When did the Democratic party originate, and what were its principal doctrines when it was in power?
L. S. M.
Answer.—We first read of a Democratic party in 1807, with such men as Thomas Jefferson and James Madison for its leaders. It is sometimes referred to by historians as the “Democratic Republican” party, and its adherents were quite as frequently termed Republicans as Democrats. Not until the first Democratic convention, in 1832, did what is now generally understood as the simon pure Democratic party assume positive shape. Thence forward it rapidly developed into the defender of slavery; the opponent of National banks and protective tariff; the advocate and administrator of the doctrine, “To the victors belong the spoils,” or rotation in office; first vigorously espoused and put into practice by General Jackson; and finally the champion of State sovereignty and apologist and abettor of secession. For a synopsis of the present political salmagundi, or olla podrida, denominated Democracy, and for the doctrines of the Republican party see Our Curiosity Shop for 1882, page 134.
WILL CARLETON, THE POET.
Junction City, Kan.
Please give us a sketch of Will Carleton, author of “Farm Ballads,” and other poems.
Lady Reader.
Answer.—Will Carleton was born in Hudson, Mich., Oct. 21, 1845. His parents, John H. and Celeste E. Carleton, were of English descent.
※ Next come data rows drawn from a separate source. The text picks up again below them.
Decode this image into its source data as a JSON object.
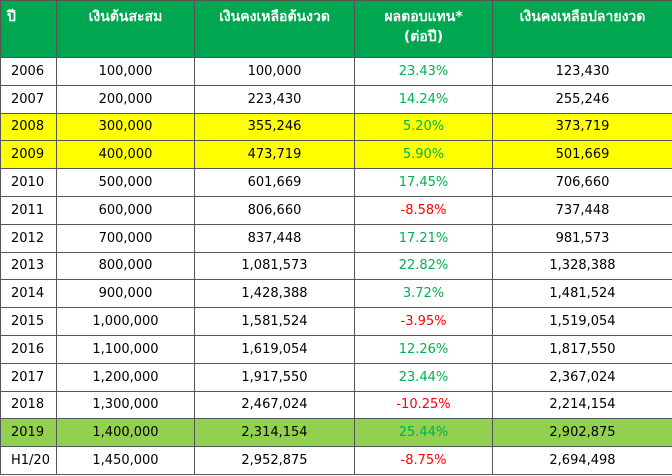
{
  "table": {
    "header": [
      [
        "ปี"
      ],
      [
        "เงินต้นสะสม"
      ],
      [
        "เงินคงเหลือต้นงวด"
      ],
      [
        "ผลตอบแทน*",
        "(ต่อปี)"
      ],
      [
        "เงินคงเหลือปลายงวด"
      ]
    ],
    "header_color": "#00a650",
    "positive_color": "#00b050",
    "negative_color": "#ff0000",
    "rows": [
      {
        "cells": [
          "2006",
          "100,000",
          "100,000",
          "23.43%",
          "123,430"
        ]
      },
      {
        "cells": [
          "2007",
          "200,000",
          "223,430",
          "14.24%",
          "255,246"
        ]
      },
      {
        "cells": [
          "2008",
          "300,000",
          "355,246",
          "5.20%",
          "373,719"
        ],
        "fill": "#ffff00"
      },
      {
        "cells": [
          "2009",
          "400,000",
          "473,719",
          "5.90%",
          "501,669"
        ],
        "fill": "#ffff00"
      },
      {
        "cells": [
          "2010",
          "500,000",
          "601,669",
          "17.45%",
          "706,660"
        ]
      },
      {
        "cells": [
          "2011",
          "600,000",
          "806,660",
          "-8.58%",
          "737,448"
        ]
      },
      {
        "cells": [
          "2012",
          "700,000",
          "837,448",
          "17.21%",
          "981,573"
        ]
      },
      {
        "cells": [
          "2013",
          "800,000",
          "1,081,573",
          "22.82%",
          "1,328,388"
        ]
      },
      {
        "cells": [
          "2014",
          "900,000",
          "1,428,388",
          "3.72%",
          "1,481,524"
        ]
      },
      {
        "cells": [
          "2015",
          "1,000,000",
          "1,581,524",
          "-3.95%",
          "1,519,054"
        ]
      },
      {
        "cells": [
          "2016",
          "1,100,000",
          "1,619,054",
          "12.26%",
          "1,817,550"
        ]
      },
      {
        "cells": [
          "2017",
          "1,200,000",
          "1,917,550",
          "23.44%",
          "2,367,024"
        ]
      },
      {
        "cells": [
          "2018",
          "1,300,000",
          "2,467,024",
          "-10.25%",
          "2,214,154"
        ]
      },
      {
        "cells": [
          "2019",
          "1,400,000",
          "2,314,154",
          "25.44%",
          "2,902,875"
        ],
        "fill": "#92d050"
      },
      {
        "cells": [
          "H1/20",
          "1,450,000",
          "2,952,875",
          "-8.75%",
          "2,694,498"
        ]
      }
    ]
  }
}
They removed to Michigan from the East at an early day, where the father cleared the farm upon which he afterward lived for forty years. He was a man of great natural force of character, with a talent for extemporaneous speaking, and he soon became a man of influence, filling many offices of trust in the community, and contributing powerfully to the rapid success of the Methodist Church in Southern Michigan, of which he was a devoted member. He died in 1872. The mother is still living and resides with her son in Brooklyn, N. Y. She is a woman of decided force of character and sweetness of heart, and is beloved by all who know her. Her only other son having died on his way home, after a long imprisonment in the South during the late war, and her daughters being dead, the subject of this sketch is the only one of her five children now surviving. The boyhood of Will Carleton was passed in farm labor and study. At the district school he was particularly fond of grammar, and manifested a spirit of criticism that at times got him into discussions with his teachers which disturbed their serenity of temper. Frequently when the day for “speaking pieces” came around he would surprise his fellow pupils with original bits of humor, which, although intended for good-natured satires, ended more than once in schoolboy fights. Later he walked five miles daily to attend high school in town. At 16 he taught a country school of fifty-two pupils, and any allusions he makes to “boarding ’round” are born of experience. He graduated at Hillsdale College in 1869 with the degree of A. B., and for two years devoted himself to editorial work, being during the last of the two editor of the Detroit Weekly Tribune. He then returned to Hillsdale to reside, while giving more time to preparations for a literary life, and occasionally filling lecturing and reading engagements.